The purpose of this network is to protect the Intranet from external parties by placing a buffering network between them. The choice to place this buffering network on the same firewall as the internal network does represent an increased security risk, but it also helps to keep down the cost of the overall security solution.
The systems that would be placed in here are those which are absolutely required for external access, such as web servers, mail servers, and DNS servers. As much as is possible, these hosts should be stripped down, equiped with additional host-level security devices, and checked on a regular basis for strange activity. Most of these systems would, by necessity, have limited access to the Internal network. Webservers might have access to databases, mail servers might have access to internal mail servers, and so forth. Access should be granted only by necessity. Using RFC 1918 address spaces in the DMZ is still customary, but requires static NAT, rather than dynamic.
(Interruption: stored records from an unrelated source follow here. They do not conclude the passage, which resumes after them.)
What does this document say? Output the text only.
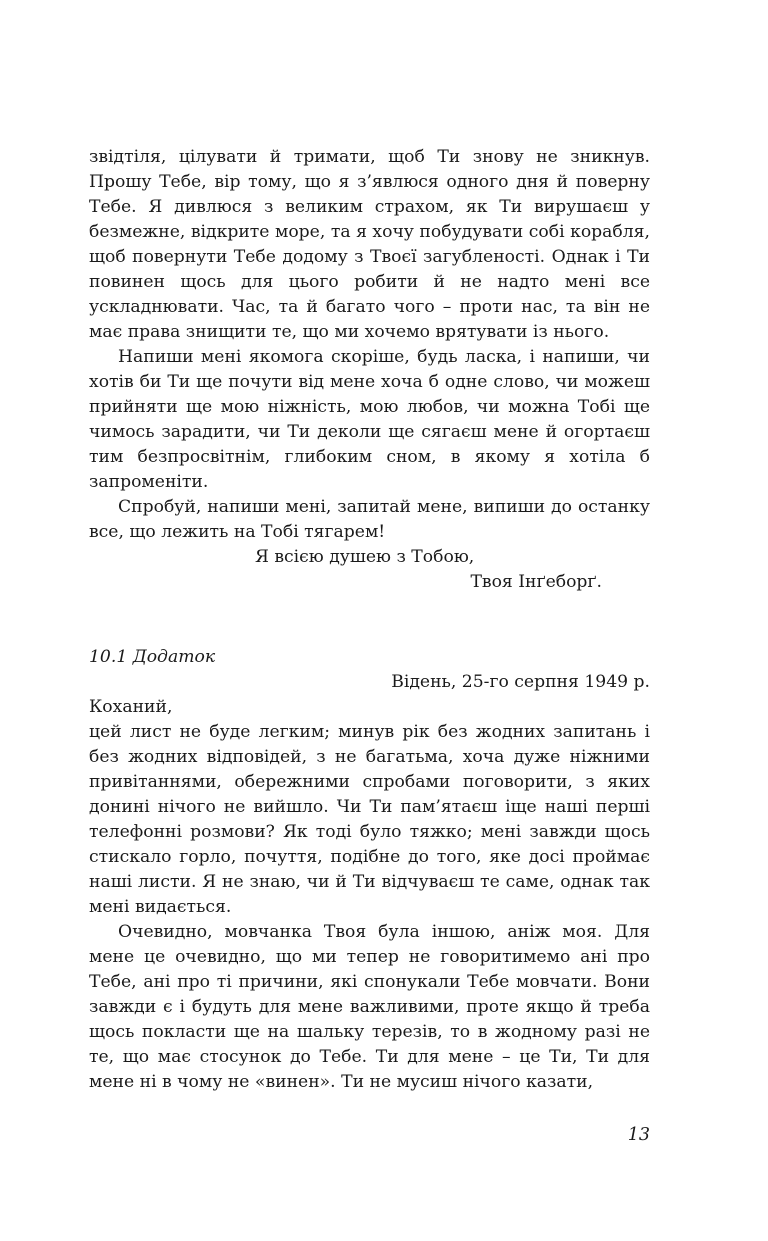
звідтіля, цілувати й тримати, щоб Ти знову не зникнув. Прошу Тебе, вір тому, що я з’явлюся одного дня й поверну Тебе. Я дивлюся з великим страхом, як Ти вирушаєш у безмежне, відкрите море, та я хочу побудувати собі корабля, щоб повернути Тебе додому з Твоєї загубленості. Однак і Ти повинен щось для цього робити й не надто мені все ускладнювати. Час, та й багато чого – проти нас, та він не має права знищити те, що ми хочемо врятувати із нього.

Напиши мені якомога скоріше, будь ласка, і напиши, чи хотів би Ти ще почути від мене хоча б одне слово, чи можеш прийняти ще мою ніжність, мою любов, чи можна Тобі ще чимось зарадити, чи Ти деколи ще сягаєш мене й огортаєш тим безпросвітнім, глибоким сном, в якому я хотіла б запроменіти.

Спробуй, напиши мені, запитай мене, випиши до останку все, що лежить на Тобі тягарем!

Я всією душею з Тобою,

Твоя Інґеборґ.

10.1 Додаток

Відень, 25-го серпня 1949 р.

Коханий,

цей лист не буде легким; минув рік без жодних запитань і без жодних відповідей, з не багатьма, хоча дуже ніжними привітаннями, обережними спробами поговорити, з яких донині нічого не вийшло. Чи Ти пам’ятаєш іще наші перші телефонні розмови? Як тоді було тяжко; мені завжди щось стискало горло, почуття, подібне до того, яке досі проймає наші листи. Я не знаю, чи й Ти відчуваєш те саме, однак так мені видається.

Очевидно, мовчанка Твоя була іншою, аніж моя. Для мене це очевидно, що ми тепер не говоритимемо ані про Тебе, ані про ті причини, які спонукали Тебе мовчати. Вони завжди є і будуть для мене важливими, проте якщо й треба щось покласти ще на шальку терезів, то в жодному разі не те, що має стосунок до Тебе. Ти для мене – це Ти, Ти для мене ні в чому не «винен». Ти не мусиш нічого казати,

13
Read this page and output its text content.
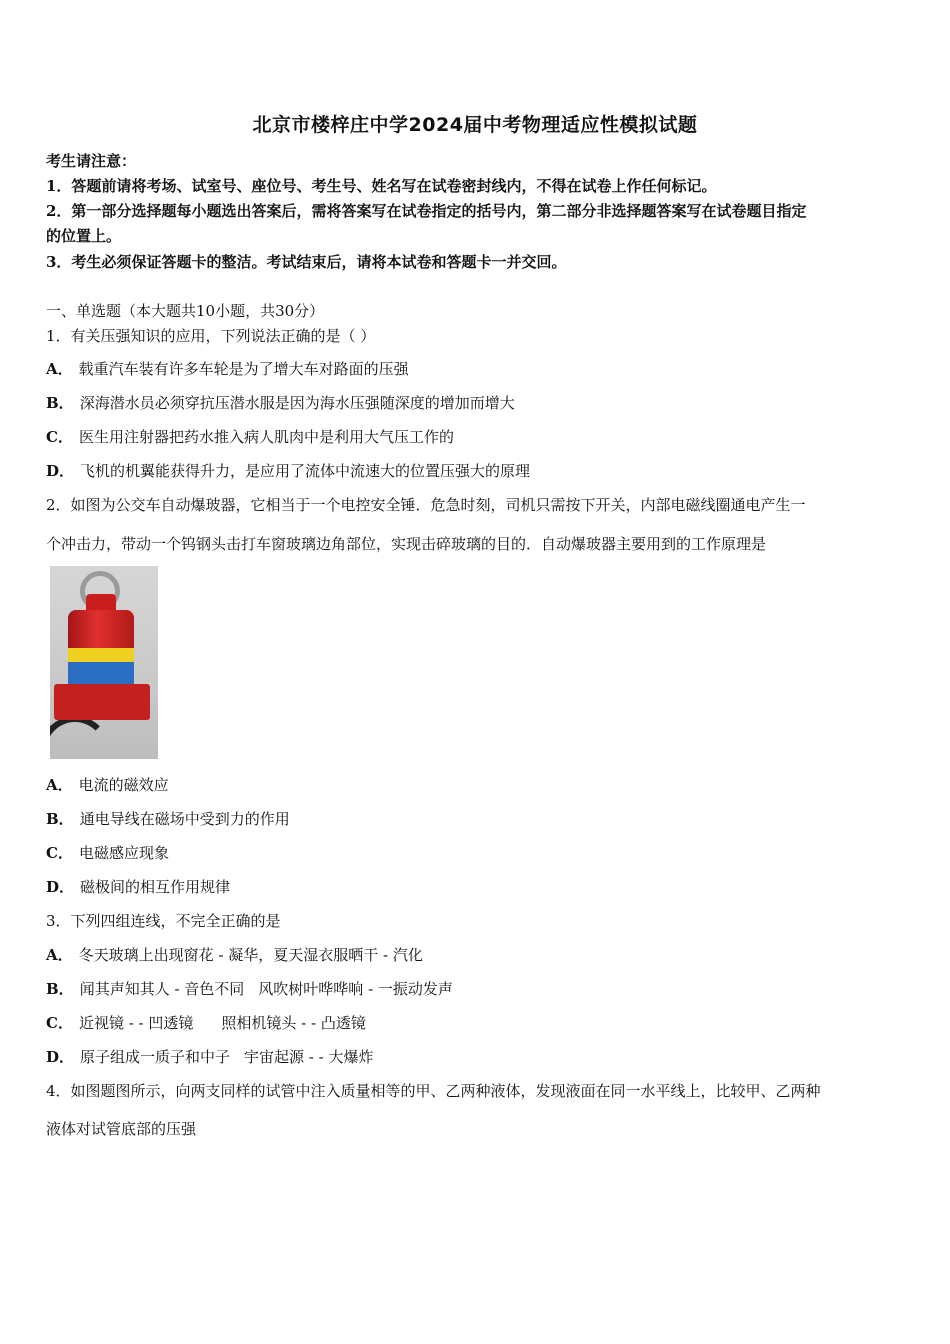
北京市楼梓庄中学2024届中考物理适应性模拟试题
考生请注意：
1．答题前请将考场、试室号、座位号、考生号、姓名写在试卷密封线内，不得在试卷上作任何标记。
2．第一部分选择题每小题选出答案后，需将答案写在试卷指定的括号内，第二部分非选择题答案写在试卷题目指定
的位置上。
3．考生必须保证答题卡的整洁。考试结束后，请将本试卷和答题卡一并交回。
一、单选题（本大题共10小题，共30分）
1．有关压强知识的应用，下列说法正确的是（ ）
A． 载重汽车装有许多车轮是为了增大车对路面的压强
B． 深海潜水员必须穿抗压潜水服是因为海水压强随深度的增加而增大
C． 医生用注射器把药水推入病人肌肉中是利用大气压工作的
D． 飞机的机翼能获得升力，是应用了流体中流速大的位置压强大的原理
2．如图为公交车自动爆玻器，它相当于一个电控安全锤．危急时刻，司机只需按下开关，内部电磁线圈通电产生一
个冲击力，带动一个钨钢头击打车窗玻璃边角部位，实现击碎玻璃的目的．自动爆玻器主要用到的工作原理是
A． 电流的磁效应
B． 通电导线在磁场中受到力的作用
C． 电磁感应现象
D． 磁极间的相互作用规律
3．下列四组连线，不完全正确的是
A． 冬天玻璃上出现窗花 - 凝华，夏天湿衣服晒干 - 汽化
B． 闻其声知其人 - 音色不同 风吹树叶哗哗响 - 一振动发声
C． 近视镜 - - 凹透镜 照相机镜头 - - 凸透镜
D． 原子组成一质子和中子 宇宙起源 - - 大爆炸
4．如图题图所示，向两支同样的试管中注入质量相等的甲、乙两种液体，发现液面在同一水平线上，比较甲、乙两种
液体对试管底部的压强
Static NAT is much more simple that dynamic NAT. The firewall doing the NAT operation has a list of IP addresses on one network which translate into different addresses on the second network. The list is bidirectional. Each host on a given side of the firewall will use the NAT alias that the firewall provides on the same interface. The hosts involve have no indication that a change is taking place, unless the NAT is misconfigured.
This third type of environment conveys all of the benefits of the last, but offers a little more security and more flexibility for more cost. Should the outermost firewall be compromised, than the inner one is still unaffected. The hacker would still have the task of compromising some DMZ host in order to gain penetration into the Intranet. Of course, with the outermost firewall neutralized, the task of breaking into those host becomes easier.